Deputy in the Portuguese Assembly of the Republic
- Incumbent
- Assumed office 2019
- Constituency: Aveiro

Personal details
- Born: Joana Isabel Martins Rigueiro de Sá Pereira 4 July 1993 (age 32) Mealhada, Aveiro District, Portugal
- Party: Portuguese: Socialist Party (PS)
- Occupation: Lawyer and politician

= Joana Sá Pereira =

Portuguese politician

Joana Sá Pereira (born 1993) is a Portuguese politician. As a member of the Portuguese Socialist Party (PS), she has been a deputy in the Portuguese Assembly of the Republic since 2019.

==Early life and education==
Joana Isabel Martins Rigueiro de Sá Pereira was born in Mealhada in the Aveiro District of Portugal on 4 July 1993. She studied law at the Faculty of Law of the University of Coimbra, initially receiving an undergraduate degree in law and then a master's in legal-forensic sciences. She also obtained a postgraduate diploma in labour law at IDET, the Institute of Business and Labour Law (Instituto de Direito das Empresas e do Trabalho) at the same university. Between 2018 and her election to the Assembly at the end of 2019, Pereira worked as a lawyer in Aveiro.

==Political career==
While at university, Pereira was the student representative at the Faculty of Law's assembly. After leaving university she became president of the Parish Assembly of Pampilhosa, in the municipality of Mealhada. She became president of the Aveiro District Federation of Socialist Youth in 2017 and at the end of 2020 was elected president of the national commission of Socialist Youth. She is a deputy in the Municipal Assembly of Mealhada, having been elected in 2021.

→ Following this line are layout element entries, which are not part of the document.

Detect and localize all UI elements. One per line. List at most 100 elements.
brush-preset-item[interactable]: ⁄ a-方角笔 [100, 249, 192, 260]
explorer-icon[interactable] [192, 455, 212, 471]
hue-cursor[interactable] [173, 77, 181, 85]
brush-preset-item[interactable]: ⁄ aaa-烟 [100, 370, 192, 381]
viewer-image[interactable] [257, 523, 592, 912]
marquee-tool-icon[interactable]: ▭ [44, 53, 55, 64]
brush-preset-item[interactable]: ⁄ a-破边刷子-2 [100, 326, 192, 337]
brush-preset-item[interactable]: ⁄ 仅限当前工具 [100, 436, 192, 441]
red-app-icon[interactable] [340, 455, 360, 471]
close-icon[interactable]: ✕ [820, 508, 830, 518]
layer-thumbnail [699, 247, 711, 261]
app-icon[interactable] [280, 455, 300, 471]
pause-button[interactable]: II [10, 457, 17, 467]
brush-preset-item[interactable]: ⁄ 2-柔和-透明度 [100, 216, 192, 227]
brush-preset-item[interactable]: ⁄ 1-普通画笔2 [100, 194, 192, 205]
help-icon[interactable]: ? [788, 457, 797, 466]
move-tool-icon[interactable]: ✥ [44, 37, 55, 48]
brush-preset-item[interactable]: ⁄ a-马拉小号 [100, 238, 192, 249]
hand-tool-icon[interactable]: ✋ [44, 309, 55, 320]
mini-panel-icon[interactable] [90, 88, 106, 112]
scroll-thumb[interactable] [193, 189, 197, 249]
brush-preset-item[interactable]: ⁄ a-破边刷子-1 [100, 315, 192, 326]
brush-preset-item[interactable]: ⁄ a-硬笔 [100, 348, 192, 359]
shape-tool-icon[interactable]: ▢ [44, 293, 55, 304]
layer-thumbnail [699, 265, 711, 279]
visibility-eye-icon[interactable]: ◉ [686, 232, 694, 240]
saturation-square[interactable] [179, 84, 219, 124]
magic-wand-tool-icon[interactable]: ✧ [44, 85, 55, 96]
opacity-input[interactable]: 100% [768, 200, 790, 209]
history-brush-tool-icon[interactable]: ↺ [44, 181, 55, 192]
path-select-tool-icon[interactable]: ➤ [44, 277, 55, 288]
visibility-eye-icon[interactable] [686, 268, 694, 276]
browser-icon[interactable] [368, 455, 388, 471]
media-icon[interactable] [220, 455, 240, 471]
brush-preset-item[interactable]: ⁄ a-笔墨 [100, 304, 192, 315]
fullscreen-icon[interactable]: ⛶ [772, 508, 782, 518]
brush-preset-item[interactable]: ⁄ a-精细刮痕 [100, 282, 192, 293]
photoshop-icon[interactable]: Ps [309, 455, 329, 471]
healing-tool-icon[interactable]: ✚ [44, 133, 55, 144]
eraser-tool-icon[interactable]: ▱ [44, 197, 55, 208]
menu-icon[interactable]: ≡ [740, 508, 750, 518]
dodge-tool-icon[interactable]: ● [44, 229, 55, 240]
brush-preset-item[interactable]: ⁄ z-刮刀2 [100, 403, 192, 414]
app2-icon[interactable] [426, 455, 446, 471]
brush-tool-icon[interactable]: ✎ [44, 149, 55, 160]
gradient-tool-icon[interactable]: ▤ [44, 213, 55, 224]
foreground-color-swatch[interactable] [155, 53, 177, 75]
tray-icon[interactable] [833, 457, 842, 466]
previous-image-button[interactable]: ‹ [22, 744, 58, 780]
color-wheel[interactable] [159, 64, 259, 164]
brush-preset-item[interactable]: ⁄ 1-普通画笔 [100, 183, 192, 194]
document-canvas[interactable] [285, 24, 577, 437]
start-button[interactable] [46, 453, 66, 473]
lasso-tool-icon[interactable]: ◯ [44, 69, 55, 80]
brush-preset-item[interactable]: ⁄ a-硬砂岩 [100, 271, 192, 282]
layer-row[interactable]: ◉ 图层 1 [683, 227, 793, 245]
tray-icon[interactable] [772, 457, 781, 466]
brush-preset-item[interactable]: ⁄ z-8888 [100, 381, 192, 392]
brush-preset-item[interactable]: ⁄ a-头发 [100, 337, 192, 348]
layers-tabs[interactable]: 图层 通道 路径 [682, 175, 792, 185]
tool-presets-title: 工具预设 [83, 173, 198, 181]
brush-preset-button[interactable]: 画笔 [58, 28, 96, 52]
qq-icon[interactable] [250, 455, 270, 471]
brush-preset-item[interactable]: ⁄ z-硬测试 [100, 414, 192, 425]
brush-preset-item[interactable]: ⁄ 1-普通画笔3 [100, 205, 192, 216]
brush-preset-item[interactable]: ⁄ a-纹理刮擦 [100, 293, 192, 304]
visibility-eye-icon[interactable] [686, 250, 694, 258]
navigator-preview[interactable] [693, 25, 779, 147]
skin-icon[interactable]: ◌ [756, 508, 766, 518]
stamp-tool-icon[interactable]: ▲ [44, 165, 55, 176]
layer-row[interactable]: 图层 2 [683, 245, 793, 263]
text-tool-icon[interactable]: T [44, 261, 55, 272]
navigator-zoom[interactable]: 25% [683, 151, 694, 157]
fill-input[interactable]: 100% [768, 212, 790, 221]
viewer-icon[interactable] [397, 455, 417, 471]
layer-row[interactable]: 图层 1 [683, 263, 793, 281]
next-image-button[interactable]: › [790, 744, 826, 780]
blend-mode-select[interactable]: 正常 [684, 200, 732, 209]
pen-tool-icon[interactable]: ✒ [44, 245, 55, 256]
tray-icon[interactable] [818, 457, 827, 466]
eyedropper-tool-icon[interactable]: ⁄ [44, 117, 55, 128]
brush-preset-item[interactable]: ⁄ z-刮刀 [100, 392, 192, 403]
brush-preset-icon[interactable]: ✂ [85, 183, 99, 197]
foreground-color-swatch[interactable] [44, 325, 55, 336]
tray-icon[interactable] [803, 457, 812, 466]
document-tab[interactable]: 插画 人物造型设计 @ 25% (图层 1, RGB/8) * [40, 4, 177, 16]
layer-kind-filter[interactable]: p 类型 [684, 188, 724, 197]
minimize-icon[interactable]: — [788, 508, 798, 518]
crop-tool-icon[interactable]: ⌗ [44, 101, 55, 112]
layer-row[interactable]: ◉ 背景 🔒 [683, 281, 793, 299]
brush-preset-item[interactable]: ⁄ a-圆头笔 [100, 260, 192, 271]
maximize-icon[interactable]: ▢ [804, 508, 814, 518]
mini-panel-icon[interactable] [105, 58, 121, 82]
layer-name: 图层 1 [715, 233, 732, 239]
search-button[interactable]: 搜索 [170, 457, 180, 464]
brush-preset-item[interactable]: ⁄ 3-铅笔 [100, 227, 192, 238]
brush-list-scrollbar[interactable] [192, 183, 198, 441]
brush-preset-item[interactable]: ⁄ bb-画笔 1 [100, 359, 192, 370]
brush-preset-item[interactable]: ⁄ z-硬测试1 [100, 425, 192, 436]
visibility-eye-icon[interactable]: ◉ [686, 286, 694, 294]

Pereira was elected as a deputy in the Assembly of the Republic in the 2019 Portuguese legislative election, representing Aveiro. She served as a member of the Committee on Constitutional Affairs, Rights, Freedoms and Guarantees and on the Committee of Inquiry into Novo Banco, as well as on the Labour and Social Security Committee. In the 2022 election, called early after the collapse of the governing coalition, she was re-elected, being seventh on the Socialist Party's list for Aveiro District, with the party winning eight seats. In the national election the Socialist Party won an overall majority.